Kita mulai ngobrol dan membicarakan tentang masakan, dan kita pun lupa akan kesedihan
kita. Namun, setelah tetangga kita pulang, kita kembali ingat akan kesedihan kita dan
merasa sedih lagi. Pernahkan kita mencoba merenungkan bahwa hal-hal sederhana yang
kita alami seperti itu, sesungguhnya adalah cara Tuhan untuk menolong kita? Namun hati
dan pikiran kita dipenuhi dengan fantasi bahwa pertolongan Tuhan pasti akan datang
dengan cara yang ajaib, dengan cara yang luar biasa. Ketika misalnya, kita sedih karena
ditinggalkan oleh seseorang yang kita kasihi, kita berpikir bahwa pertolongan Tuhan akan
datang lewat seseorang yang lain yang akan mampu mengasihi kita dengan lebih baik. Oleh
karena itu, ketika teman kita atau tetangga kita datang atau menelepon, mengajak kita
membicarakan hal-hal yang menarik, yang membuat kita lupa akan kesedihan kita, kita tidak
menganggapnya sebagai penghiburan dari Tuhan.

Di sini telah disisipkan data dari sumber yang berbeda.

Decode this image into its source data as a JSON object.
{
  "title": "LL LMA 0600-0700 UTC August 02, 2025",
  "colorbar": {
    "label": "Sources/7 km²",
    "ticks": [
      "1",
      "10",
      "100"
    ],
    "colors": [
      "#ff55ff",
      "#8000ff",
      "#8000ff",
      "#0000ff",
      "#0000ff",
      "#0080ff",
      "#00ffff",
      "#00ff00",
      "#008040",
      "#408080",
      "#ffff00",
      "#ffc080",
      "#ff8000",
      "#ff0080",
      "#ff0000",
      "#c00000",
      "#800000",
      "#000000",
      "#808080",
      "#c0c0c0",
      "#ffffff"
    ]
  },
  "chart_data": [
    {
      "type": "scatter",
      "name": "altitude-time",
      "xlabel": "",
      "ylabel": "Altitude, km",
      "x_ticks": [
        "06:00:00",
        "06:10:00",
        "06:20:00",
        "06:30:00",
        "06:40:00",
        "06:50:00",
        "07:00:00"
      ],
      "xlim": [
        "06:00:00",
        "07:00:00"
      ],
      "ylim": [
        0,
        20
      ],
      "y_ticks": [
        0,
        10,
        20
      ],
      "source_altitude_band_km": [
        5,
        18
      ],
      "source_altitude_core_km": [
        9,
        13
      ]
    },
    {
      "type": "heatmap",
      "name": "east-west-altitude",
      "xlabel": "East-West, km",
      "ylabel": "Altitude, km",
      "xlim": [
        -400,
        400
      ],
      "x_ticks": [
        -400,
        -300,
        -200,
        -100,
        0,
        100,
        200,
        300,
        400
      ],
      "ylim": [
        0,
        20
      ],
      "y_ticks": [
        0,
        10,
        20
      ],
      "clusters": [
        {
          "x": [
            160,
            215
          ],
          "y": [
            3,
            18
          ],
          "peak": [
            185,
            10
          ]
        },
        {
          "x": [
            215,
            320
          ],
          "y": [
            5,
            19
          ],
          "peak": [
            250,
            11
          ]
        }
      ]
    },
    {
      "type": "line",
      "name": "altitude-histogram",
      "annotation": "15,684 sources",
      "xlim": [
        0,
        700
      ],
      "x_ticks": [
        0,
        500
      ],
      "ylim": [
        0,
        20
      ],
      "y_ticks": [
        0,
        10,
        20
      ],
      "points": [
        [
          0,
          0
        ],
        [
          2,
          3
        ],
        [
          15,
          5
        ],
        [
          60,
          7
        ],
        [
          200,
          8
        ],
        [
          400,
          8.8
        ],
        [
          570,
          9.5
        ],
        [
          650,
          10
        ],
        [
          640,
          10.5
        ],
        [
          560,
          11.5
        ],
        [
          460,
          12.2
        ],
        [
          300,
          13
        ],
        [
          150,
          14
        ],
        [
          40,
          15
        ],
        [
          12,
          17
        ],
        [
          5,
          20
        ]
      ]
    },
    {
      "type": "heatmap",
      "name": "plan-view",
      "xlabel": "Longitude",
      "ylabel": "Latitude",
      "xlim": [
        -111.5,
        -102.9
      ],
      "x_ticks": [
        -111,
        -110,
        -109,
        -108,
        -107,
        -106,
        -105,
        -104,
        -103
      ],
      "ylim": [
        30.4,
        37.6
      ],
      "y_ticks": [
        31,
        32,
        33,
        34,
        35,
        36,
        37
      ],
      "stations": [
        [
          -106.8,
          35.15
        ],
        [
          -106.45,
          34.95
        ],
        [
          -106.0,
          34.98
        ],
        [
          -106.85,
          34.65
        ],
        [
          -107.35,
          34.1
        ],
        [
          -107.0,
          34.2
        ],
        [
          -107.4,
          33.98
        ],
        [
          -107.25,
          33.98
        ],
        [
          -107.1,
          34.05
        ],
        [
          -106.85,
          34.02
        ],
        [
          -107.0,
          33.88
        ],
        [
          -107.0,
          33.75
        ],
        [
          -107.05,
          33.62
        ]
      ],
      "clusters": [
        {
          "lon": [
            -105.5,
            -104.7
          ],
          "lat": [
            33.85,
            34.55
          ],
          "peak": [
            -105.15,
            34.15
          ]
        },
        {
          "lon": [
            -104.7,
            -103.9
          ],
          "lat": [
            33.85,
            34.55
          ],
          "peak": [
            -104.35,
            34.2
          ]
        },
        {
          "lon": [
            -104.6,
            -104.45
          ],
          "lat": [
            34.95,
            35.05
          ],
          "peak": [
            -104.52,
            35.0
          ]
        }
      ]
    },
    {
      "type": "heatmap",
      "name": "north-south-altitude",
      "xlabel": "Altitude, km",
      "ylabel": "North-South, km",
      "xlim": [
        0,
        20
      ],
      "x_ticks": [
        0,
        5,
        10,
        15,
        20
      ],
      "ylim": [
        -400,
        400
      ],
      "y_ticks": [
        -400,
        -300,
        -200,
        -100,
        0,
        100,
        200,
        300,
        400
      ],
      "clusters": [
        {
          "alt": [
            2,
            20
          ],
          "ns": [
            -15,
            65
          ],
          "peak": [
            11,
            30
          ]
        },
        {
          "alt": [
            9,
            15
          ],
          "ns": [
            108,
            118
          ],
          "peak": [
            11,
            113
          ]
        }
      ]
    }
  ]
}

Sungguh ironis ketika saya menyadari bahwa saya pun sering berpikir demikian. Ketika saya
kehilangan sesuatu, saya berpikir bahwa hiburan Tuhan akan datang melalui perolehan yang
lain untuk menggantikan apa yang hilang dari saya itu. Namun, kenyataannya, penghiburan
itu justru sebenarnya datang melalui perhatian-perhatian sederhana dari orang-orang di
sekitar kita. ketika saya sedih karena gagal dalam sesuatu, penghiburan Tuhan tidak datang
dalam wujud kesuksesan yang tiba-tiba, tetapi dalam perhatian sederhana dari teman-
teman saya. Ketika saya mengalami kekecewaan, teman-teman saya mengajak saya untuk
makan bersama. Ketika saya mengalami stress, keluarga saya menghubungi saya dan
44 | P a g e
mengajak saya membicarakan hal lain sehingga pikiran dan hati saya tidak lagi terfokus pada
hal-hal yang memicu stress.
Apa yang kita perlukan, Tuhan mengetahuinya dengan pasti, jauh lebih baik daripada yang
kita pikirkan. Tuhan pun tahu cara-cara terbaik untuk menolong kita. PertolonganNya selalu
datang pada saat yang tepat, dengan cara yang tepat. Marilah kita membiasakan diri untuk
senantiasa bersyukur, agar setiap pertolongan yang datang, sekalipun itu adalah hal yang
sangat sederhana, mampu kita maknai sebagai pertolonganNya. AMDG!